The question therefore comes to be whether this rent of £200 is or is not to be taken in computo in fixing the amount of the provision as part of the rent of the estate in terms of the statute. I am humbly of opinion that we must take it into account. The strict words of the statute may require relaxation in particular cases, and some such cases have been cited to us; but to attempt to substitute in this case any other calculation for the plain rent of £200 would be, I think, to go against the words of the statute. There may be cases in which it may be necessary to apply some different rule to ascertain what the rent to be taken into account amounts to; but in this case I find the statute giving me a very plain and clear rule to apply. I find an existent current lease, which remains current for a considerable period after the death of the granter, and accordingly I think that the rent due under it must be taken to fix the annual value of the estate as regards its mineral wealth, and therefore I am for refusing all inquiry.

Lord Deas—There may be cases where we must not apply strictly the words of the statute “at the death of the granter;” but there is no ground for doing otherwise than applying them strictly in this case. All we have to inquire into here is, whether there is that degree of permanency in this lease that makes it reasonable to apply the words of the Act of Parliament. All that has taken place proves that there was such permanency here, although in different circumstances the words might not have been applied according to their precise terms; and therefore without deciding any general question, I am of opinion that in this case the words of the statute apply in terms.

Lord Mure—The words of the statute point very clearly at the date of the death of the last heir as the time when the calculation is to be made of the sum that is payable under the bond.
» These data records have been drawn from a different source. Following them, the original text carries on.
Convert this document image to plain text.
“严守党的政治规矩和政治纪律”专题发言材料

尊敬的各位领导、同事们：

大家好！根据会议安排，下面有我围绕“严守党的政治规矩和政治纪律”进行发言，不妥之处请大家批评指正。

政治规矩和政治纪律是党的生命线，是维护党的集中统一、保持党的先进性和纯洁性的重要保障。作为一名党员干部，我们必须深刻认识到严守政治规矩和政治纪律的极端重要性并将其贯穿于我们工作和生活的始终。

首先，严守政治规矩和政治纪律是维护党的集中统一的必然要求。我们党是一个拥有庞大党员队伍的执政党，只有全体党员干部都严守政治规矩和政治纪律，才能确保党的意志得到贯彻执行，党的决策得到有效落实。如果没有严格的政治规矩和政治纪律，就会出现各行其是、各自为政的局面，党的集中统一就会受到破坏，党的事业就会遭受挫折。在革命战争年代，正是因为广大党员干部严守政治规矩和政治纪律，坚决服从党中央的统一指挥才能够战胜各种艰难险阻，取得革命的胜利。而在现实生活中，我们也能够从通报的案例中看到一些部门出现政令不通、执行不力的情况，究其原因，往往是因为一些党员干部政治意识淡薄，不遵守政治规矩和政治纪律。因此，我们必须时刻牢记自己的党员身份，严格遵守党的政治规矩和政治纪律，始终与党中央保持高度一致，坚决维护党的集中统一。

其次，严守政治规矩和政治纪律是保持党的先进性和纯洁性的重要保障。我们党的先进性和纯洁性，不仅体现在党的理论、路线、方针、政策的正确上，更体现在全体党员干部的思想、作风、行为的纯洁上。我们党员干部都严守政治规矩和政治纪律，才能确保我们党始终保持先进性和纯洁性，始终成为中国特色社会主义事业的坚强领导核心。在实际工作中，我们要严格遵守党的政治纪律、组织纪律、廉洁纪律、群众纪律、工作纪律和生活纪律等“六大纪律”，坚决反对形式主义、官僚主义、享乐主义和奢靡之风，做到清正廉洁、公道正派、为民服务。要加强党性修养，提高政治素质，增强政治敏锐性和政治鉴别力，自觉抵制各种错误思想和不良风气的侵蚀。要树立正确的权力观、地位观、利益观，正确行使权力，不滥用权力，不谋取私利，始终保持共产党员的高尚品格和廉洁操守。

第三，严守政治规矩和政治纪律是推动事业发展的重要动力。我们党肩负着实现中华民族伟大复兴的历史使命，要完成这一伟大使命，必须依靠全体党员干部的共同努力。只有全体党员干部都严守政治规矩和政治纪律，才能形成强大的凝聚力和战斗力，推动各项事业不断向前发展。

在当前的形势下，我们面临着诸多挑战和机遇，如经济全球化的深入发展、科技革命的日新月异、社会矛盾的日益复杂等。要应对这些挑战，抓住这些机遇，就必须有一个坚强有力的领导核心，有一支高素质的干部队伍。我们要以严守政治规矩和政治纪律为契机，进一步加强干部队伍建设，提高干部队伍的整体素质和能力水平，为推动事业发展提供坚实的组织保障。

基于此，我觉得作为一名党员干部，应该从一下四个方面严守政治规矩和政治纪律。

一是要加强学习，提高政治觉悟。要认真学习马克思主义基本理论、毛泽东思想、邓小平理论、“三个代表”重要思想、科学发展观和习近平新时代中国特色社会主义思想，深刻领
Ever since 1868 in arranging what was to be paid parties have taken into consideration the amount of fixed rent paid under this lease, and the amount of the annuity was fixed at that rate. Now, ten years after the death of the granter, it is proposed to restrict the amount of the annuity in respect this lease has come to an end. But I do not think it is competent now to go into any inquiry as to what may have been the value of the minerals at the granter's death.

Lord Shand—It is quite settled that in estimating what is rent the returns from mineral property may be taken into view. The only question is, whether this particular rent is to be taken into view in respect that it has ceased. The answer to that question depends on whether—to use the words of my brother Lord Deas—the rent has “such a degree of permanence” as to bring it within the provisions of the statute. The statute provides that the amount of the rents is to be taken as at the death of the granter; that is of course to be reasonably construed. If we had a case where the heir died in the last year of a lease, and the next heir was in a position to show that the minerals were exhausted, it would be unreasonable to say that the mineral rent which was about to cease should be taken into computation; if, again, the tenant had intimated his intention of taking advantage of a break in the next year, and again the minerals could be shown to be exhausted, I do not think there' could be said to be such a degree of permanence as to make the words of the statute applicable.
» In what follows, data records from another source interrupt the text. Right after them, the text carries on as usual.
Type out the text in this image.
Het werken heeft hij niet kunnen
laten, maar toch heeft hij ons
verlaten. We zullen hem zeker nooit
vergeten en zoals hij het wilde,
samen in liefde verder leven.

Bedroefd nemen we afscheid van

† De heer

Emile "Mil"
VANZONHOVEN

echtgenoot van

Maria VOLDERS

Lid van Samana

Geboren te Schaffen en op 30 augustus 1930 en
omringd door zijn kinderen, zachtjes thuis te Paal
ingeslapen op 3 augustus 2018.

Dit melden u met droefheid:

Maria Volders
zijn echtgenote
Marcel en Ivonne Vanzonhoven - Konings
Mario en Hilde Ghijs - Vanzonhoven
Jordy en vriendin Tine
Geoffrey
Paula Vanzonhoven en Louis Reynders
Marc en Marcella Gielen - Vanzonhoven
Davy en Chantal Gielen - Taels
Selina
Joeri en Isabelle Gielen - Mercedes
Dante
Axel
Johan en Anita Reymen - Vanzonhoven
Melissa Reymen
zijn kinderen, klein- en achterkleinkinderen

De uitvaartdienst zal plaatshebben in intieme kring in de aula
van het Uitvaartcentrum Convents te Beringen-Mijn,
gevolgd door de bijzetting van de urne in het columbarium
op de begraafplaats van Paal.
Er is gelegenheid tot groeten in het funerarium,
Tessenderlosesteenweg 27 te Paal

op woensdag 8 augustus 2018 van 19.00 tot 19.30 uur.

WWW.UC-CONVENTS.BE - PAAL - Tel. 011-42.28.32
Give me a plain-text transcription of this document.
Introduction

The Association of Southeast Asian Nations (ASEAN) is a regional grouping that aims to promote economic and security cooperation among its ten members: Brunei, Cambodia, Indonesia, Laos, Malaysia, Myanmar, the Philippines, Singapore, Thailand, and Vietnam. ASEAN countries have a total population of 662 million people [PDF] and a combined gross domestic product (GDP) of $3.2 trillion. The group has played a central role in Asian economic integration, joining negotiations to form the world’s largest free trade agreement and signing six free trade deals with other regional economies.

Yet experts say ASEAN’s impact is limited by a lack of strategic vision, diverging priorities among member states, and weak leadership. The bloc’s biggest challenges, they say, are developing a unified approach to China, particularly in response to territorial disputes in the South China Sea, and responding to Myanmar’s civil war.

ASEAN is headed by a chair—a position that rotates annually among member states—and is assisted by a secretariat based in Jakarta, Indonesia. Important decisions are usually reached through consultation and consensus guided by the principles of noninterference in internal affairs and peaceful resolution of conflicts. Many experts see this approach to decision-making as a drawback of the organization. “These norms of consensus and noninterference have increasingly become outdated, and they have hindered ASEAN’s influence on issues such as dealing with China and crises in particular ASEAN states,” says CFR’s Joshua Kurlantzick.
But we have circumstances here which give this lease such a degree of permanence as to entitle us to take the rent under it into consideration.

The Court pronounced the following interlocutor:—

“Find that the yearly rent of £200 payable to the proprietor of the entailed estate under a lease of the freestone and other minerals in the estate, current at the date of the death of the granter of the respondent's provision, is to be taken in computo in fixing the amount of the said provision: Remit to the Lord Ordinary to proceed in terms of

Page: 207

the above finding, with power to his Lordship to dispose of the Inner House expenses.”

Counsel:

Couusel for Petitioner— Balfour— Pearson. Agents— J. & J. Gardiner, S.S.C.

Counsel for Respondent — Lord Advocate ( Watson)— Rhind. Agents— Ferguson & Junner, W.S.